Despite being able to play, relax and even defecate in comfort, Fischer has been unable to recapture consistently the form of his past, and this is very worrying to the organisers. For since the match began, the lesson has been that whenever Fischer loses he wants something changed.

After winning the first game, he slipped to 2-1 behind and demanded a glass screen, to cut out the noise from spectators, and the exclusion of journalists who did not call him the world champion. The organisers provided the screen and extra curtains to keep the noise down and moved the spectators back another five metres from Fischer's original 15-metre limit. They then added another huge sign saying 'World Chess Championship' three more times.

Fischer also donned a green visor. 'You keep a little more privacy for your eyes,' he explained, 'so your opponent can't see what you're looking at.'

After losing the opening game in Belgrade last Wednesday, Fischer had the lights turned out over the spectators in the auditorium, so that he could no longer be distracted by seeing them.

Are Fischer's demands more than mere eccentricity? Dr David Veale, a consultant psychiatrist at Groveland Hospital in north London, compares Fischer's 20-year absence from competition with the reclusiveness of Howard Hughes. Both cases show the symptoms of obsessive-compulsive personality: meticulousness, conscientiousness and rigidity. Hughes locked himself away through fears of contamination; Fischer, perhaps, through a different set of fears.

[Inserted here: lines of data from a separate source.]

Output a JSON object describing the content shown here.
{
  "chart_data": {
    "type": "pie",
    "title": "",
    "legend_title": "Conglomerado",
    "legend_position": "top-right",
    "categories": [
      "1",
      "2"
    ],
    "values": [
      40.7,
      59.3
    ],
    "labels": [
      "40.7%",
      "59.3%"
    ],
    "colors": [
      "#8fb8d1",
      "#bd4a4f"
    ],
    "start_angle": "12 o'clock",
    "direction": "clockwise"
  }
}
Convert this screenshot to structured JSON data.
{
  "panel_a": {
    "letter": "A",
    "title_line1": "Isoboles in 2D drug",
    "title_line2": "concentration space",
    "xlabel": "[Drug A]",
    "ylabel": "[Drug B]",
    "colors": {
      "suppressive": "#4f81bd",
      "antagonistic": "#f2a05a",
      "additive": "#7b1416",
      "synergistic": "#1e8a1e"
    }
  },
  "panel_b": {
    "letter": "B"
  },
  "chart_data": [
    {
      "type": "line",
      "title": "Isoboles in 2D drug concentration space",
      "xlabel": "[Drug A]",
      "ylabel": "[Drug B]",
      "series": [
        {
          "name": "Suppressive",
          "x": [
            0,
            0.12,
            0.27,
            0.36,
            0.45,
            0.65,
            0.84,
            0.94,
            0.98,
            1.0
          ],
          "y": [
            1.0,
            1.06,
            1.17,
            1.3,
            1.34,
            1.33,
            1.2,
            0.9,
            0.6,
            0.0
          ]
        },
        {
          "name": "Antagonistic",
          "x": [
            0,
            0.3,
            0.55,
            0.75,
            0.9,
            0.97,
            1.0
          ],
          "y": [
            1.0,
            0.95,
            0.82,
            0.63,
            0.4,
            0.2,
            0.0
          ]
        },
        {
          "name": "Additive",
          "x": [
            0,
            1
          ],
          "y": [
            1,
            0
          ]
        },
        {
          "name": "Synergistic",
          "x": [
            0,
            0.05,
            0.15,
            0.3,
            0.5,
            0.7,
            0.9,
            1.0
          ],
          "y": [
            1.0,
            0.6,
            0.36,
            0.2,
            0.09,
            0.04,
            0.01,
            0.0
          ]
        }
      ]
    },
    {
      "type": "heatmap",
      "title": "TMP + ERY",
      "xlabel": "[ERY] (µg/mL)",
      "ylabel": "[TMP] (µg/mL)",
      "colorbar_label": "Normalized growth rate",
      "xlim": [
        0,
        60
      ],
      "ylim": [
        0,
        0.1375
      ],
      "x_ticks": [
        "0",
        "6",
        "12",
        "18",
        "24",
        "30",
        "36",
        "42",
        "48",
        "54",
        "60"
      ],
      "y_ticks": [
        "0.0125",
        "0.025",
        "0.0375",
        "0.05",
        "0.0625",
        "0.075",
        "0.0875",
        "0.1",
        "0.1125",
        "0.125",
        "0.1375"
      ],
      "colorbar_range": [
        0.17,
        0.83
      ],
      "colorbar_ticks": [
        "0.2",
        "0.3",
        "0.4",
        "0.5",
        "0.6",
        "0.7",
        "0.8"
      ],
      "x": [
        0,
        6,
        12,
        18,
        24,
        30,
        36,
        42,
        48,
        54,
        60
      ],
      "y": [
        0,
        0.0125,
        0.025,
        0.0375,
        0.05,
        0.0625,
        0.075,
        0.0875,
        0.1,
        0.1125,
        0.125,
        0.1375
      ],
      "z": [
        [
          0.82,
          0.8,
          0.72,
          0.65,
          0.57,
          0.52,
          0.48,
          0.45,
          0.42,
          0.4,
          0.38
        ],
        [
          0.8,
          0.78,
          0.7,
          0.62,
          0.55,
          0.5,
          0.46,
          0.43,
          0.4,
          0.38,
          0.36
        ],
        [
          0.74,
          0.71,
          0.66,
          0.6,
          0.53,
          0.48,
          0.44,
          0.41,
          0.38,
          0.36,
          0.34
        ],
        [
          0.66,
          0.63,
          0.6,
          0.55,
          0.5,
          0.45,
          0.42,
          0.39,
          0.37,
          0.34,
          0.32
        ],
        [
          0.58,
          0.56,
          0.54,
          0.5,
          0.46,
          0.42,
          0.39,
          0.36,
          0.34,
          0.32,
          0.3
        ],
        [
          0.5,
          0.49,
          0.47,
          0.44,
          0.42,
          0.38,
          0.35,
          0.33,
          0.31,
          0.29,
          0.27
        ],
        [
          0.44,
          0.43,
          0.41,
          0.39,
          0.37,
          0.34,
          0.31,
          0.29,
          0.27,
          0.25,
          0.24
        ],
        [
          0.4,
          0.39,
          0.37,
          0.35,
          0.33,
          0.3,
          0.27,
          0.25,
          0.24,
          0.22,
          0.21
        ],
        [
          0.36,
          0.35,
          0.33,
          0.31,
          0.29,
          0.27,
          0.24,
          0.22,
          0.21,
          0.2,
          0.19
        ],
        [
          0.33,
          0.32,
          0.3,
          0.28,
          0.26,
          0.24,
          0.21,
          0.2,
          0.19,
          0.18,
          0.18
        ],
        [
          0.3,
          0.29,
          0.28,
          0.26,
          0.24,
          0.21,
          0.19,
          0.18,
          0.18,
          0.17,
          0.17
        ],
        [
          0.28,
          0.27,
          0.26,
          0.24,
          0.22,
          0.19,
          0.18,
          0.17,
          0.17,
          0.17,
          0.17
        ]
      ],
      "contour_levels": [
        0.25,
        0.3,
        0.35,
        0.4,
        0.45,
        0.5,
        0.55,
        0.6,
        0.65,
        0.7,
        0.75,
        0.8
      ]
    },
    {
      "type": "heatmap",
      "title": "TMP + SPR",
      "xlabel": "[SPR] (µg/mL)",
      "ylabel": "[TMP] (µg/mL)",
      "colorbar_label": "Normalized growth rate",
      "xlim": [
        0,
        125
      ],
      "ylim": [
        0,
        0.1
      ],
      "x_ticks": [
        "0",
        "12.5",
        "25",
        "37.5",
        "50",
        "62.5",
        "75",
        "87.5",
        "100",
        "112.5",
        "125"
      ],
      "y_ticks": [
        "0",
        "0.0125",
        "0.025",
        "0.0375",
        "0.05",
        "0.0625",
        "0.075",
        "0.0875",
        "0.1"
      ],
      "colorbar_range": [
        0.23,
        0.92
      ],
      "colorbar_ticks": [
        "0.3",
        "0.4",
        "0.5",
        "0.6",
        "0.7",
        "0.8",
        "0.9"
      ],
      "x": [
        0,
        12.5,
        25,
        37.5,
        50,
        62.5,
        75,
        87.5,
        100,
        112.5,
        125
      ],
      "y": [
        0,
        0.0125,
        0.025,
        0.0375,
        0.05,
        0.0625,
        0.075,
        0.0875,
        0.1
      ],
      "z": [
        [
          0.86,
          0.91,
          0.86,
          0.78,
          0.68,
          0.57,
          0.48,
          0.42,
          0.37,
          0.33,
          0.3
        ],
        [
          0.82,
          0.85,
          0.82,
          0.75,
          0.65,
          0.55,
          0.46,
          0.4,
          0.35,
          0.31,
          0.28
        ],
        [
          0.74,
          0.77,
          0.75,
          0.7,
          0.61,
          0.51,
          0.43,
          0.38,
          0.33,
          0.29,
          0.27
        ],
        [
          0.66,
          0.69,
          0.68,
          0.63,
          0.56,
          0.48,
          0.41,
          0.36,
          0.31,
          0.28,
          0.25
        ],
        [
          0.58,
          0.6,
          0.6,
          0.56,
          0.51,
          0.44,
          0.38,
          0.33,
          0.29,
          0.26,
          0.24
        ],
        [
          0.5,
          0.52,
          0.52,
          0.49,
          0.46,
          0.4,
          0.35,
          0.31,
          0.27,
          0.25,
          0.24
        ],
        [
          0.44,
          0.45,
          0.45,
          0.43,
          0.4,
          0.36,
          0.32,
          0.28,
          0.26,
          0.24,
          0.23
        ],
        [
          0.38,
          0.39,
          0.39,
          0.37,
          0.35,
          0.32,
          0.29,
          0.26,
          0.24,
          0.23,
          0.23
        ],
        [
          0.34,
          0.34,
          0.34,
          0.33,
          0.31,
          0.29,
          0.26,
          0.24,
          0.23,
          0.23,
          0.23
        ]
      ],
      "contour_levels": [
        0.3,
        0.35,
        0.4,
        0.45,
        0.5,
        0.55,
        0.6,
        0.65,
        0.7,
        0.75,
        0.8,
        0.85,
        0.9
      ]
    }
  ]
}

However, says Dr Veale, we must distinguish between an obsessive-compulsive personality and obsessive-compulsive illness: 'Being obsessional is something you can use to good advantage in an area where meticulous checking is important.'

An equally relevant difference exists between paranoid illness and a paranoid personality. And it has often been said that, on the chessboard, a healthy paranoia is a positive benefit: if you don't believe that your opponent is out to get you, you are doomed.

In either case, paranoia or obsessiveness, illness, according to Dr Veale, is usually only a discreet episode which may be treated. The personality disorder, however, can last all your life.

For all Fischer's curious demands, he is still loved by the Yugoslavs. President Milan Panic has compared him to Mozart; the match director, Janos Kubat, has compared his comeback to the Second Coming of Christ.

Boris Spassky, however, must be wondering whether a guaranteed purse of dollars 1.65m is enough reward for his stoic acceptance of all Fischer's conditions. Spassky himself has made one single request: that a urologist be added to the medical team when he had kidney problems. His request was turned down.